A 10-year-old Yemeni girl with cerebral palsy, who was featured prominently in the U.S. Supreme Court’s April travel ban arguments, was admitted into the United States Saturday, after consular officials initially denied her entry under President Donald Trump’s travel sanctions.
The girl, Shaema Alomari, was mentioned at the high court in connection with the administration’s waiver policy, which allows nationals of certain sanctioned countries to enter the United States if they qualify for certain exemptions.
The Alomaris came to the U.S. in hopes of procuring medical treatment for Shaema, who cannot walk or talk, The Wall Street Journal reported Saturday. Shaema’s father, Nageeb Alomari, is a naturalized U.S. citizen. The family arrived Saturday at John F. Kennedy International Airport in New York.
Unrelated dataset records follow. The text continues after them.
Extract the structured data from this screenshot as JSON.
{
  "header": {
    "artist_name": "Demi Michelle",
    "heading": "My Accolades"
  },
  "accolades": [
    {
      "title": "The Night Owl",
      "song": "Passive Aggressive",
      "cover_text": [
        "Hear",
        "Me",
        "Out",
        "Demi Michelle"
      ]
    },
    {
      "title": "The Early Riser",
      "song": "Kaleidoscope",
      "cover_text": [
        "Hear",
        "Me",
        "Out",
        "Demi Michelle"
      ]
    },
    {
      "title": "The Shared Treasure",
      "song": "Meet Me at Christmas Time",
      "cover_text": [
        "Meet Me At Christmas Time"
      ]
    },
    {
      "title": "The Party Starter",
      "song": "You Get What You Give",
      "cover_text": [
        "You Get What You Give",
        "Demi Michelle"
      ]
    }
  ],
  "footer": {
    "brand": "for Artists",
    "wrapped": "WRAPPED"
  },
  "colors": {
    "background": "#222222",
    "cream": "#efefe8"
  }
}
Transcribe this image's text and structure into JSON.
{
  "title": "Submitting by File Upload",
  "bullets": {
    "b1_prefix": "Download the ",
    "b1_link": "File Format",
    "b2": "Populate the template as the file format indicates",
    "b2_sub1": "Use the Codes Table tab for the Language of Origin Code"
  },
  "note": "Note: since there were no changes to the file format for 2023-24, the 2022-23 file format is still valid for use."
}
Justice Stephen Breyer first broached Alomari’s story in a series of questions pertaining to the scope of exceptions to the travel ban. One amicus (or “friend-of-the-court”) brief, in which Alomari’s situation is detailed at length, indicated the administration was not faithfully issuing waivers to scholars, entrepreneurs and medical patients, whom Trump’s order excuses from sanction. Failure to properly administer the exception’s regime, Breyer suggested, would reveal the government’s true intent in enacting the ban. (RELATED: Ginsburg And Gorsuch Are Trolling Each Other In An Epic Way)
Neal Katyal, the lead attorney for a coalition of blue states and civil rights groups challenging the ban, highlighted Alomari’s case specifically in reply, arguing government officials have failed in their waiver duties.
“This waiver process has excluded … a 10-year-old with cerebral palsy, who wants to come to the United States to save her life, and she can’t move or talk,” Katyal said. “The 10-year-old was denied a waiver, Justice Breyer.”
Breyer’s concerns were echoed by Justices Ruth Bader Ginsburg and Sonia Sotomayor.
It’s not clear The Alomaris were granted entry as a result of the arguments. An American consular official notified the family they would receive a waiver the day before the April hearing but provided no explanation for their initial denial.
Varying degrees of travel sanctions are currently assessed against Iran, Libya, North Korea, Somalia, Syria, Venezuela and Yemen. A decision in the travel ban case is expected in June.